How Nepali Diasporas are influencing politics back home

Due to Rabi Lamichhane's citizenship and passport dispute, there will likely be demands from Nepali diasporas for dual citizenship, representation in parliament, and the right to vote from outside Nepal.

Saugat Gautam

  • Read Time 3 min.

That Diaspora groups have been instrumental to the development of a nation is obvious. Different research and studies have shown how and why Diasporas have become more prominent on the world stage. This community has a major role in foreign affairs, economic development, and migration.

As the national economy is sustained by remittance, the role of Diaspora on this front is even more vital for Nepal. The remittance and economic development has become interrelated issue ever since Nepal started sending human resources to other countries.

Now, Nepali diaspora has started to play a crucial role in shifting the balance of power in Nepal, slowly and gradually.

Nepalis are building up a vibrant diaspora community in different parts of the world. In countries like the US, UK and Australia and regions like the Gulf and Europe, Nepalis are uniting via different means and causes. The diaspora communities are being organized through various political groups such as Jana Samparka Samiti, Jana Pragatishil Manch, Prawasi Nepali Ekata Manch, and other region-based committees and allies. They have been holding fundraising events and hosting cultural shows and political dialogues seeking roles and spaces in Nepal. They are trying their level best to raise their voices to ensure they are seen and heard.

The diaspora organizations and associations are key stakeholders and major actors in Diasporic politics. The big diaspora community like Indian Diaspora has been able to influence politics at home and the host countries. Nepali diaspora may not be that influential in terms of size but are able to influence the home country’s politics and policies.

Consider the following examples. This April, Rabi Lamichhane and Swarnim Wagle became a subject of discussion on internet platforms. By-election was a subject of discussion in offices, tea shops and public vehicles. Since there were by-elections for three electoral constituencies, every political enthusiast was commenting on the matter. This was like a mini mid-term for Nepal.

Digital era has given ample opportunities for people abroad to influence Nepali politics. Since the last general elections, the Nepali diasporas have been connecting more with their families and fellow people in Nepal to discuss politics. Access to the internet and social media has changed the political processes across the globe resulting in different forms of political participation. It has also changed the landscape of how election battles are fought.
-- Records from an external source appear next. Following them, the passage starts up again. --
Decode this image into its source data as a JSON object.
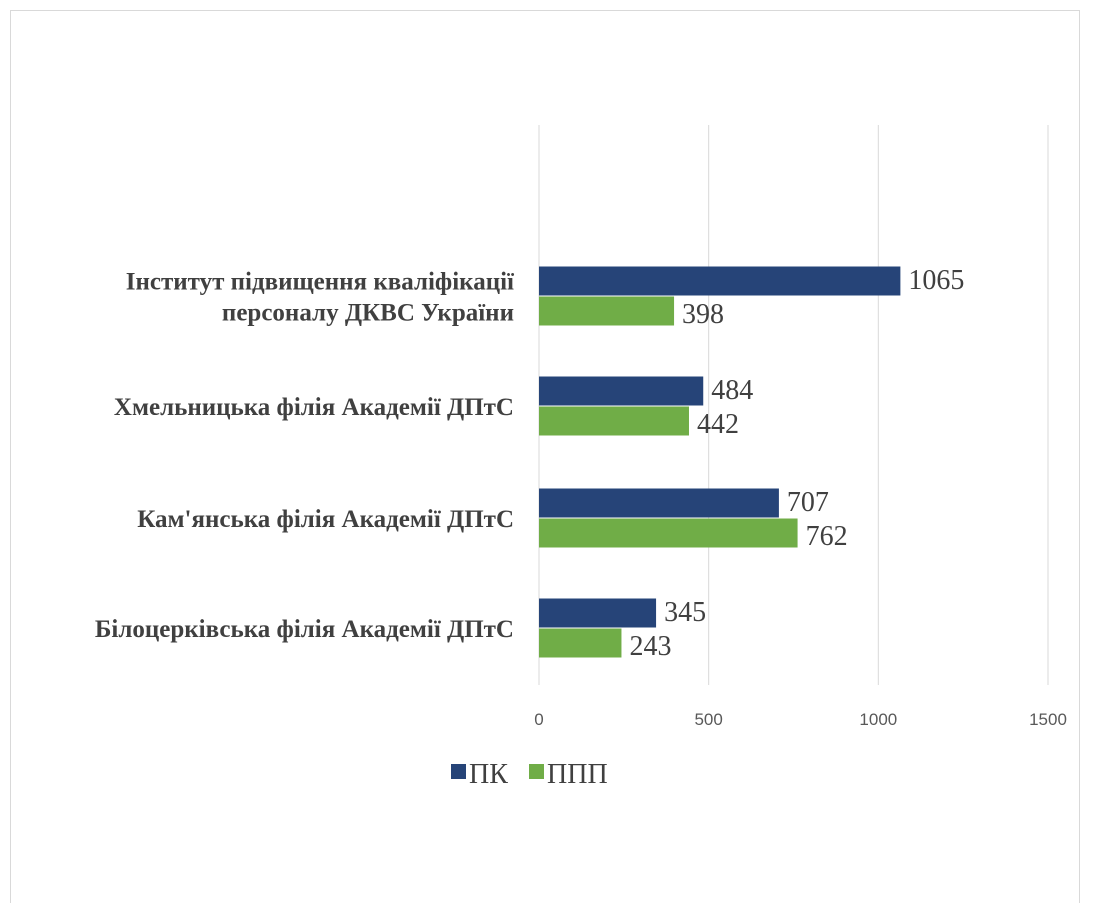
{
  "chart_data": {
    "type": "bar",
    "orientation": "horizontal",
    "categories": [
      [
        "Інститут підвищення кваліфікації",
        "персоналу ДКВС України"
      ],
      [
        "Хмельницька філія Академії ДПтС"
      ],
      [
        "Кам'янська філія Академії ДПтС"
      ],
      [
        "Білоцерківська філія Академії  ДПтС"
      ]
    ],
    "series": [
      {
        "name": "ПК",
        "color": "#264478",
        "values": [
          1065,
          484,
          707,
          345
        ]
      },
      {
        "name": "ППП",
        "color": "#70ad47",
        "values": [
          398,
          442,
          762,
          243
        ]
      }
    ],
    "xlim": [
      0,
      1500
    ],
    "xticks": [
      0,
      500,
      1000,
      1500
    ],
    "grid": "vertical",
    "legend_position": "bottom",
    "data_labels": true
  }
}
In the last local election, the people of Kathmandu Metropolitan City elected independent candidate Balen Shah as their Mayor, upsetting mainstream political parties. It is believed that Nepali youths working or living abroad told their parents to vote for Balen. 

One could say that Rabi Lamichhane, the chair of Rashtriya Swatantra Party (RSP), rose to prominence on the back of Nepali diasporas. While he was running the television show Sidha Kura Janata Sanga, his main focus was the issue of migrant workers and their sufferings. He was able to connect so well with migrant workers that the Nepali population not only thanked Rabi but had faith in him and began to work as Rabi’s brand ambassadors abroad. Especially those in foreign employment campaigned for him because they believe the old parties and their leaders created no jobs inside the country, leaving them with no option but to leave their homes for foreign employment. 

There have been several lobbies from the diaspora organization to influence policies in homelands across the globe. Nepali citizens who are abroad will now lobby again for e-voting. They raised several campaigns such as “Note Chalne, Vote Nachalne.”

Due to Rabi Lamichhane’s citizenship and passport dispute, there will likely be demands from Nepali diasporas for dual citizenship, representation in parliament, and the right to vote from outside Nepal.

Thus the role of the diaspora cannot be limited to economic development or as the financers. They will now have other socio-political impacts as well. Thus we need to deconstruct the notion that our Diasporas are just migrant workers sending home money. They can influence politics at home. They have already.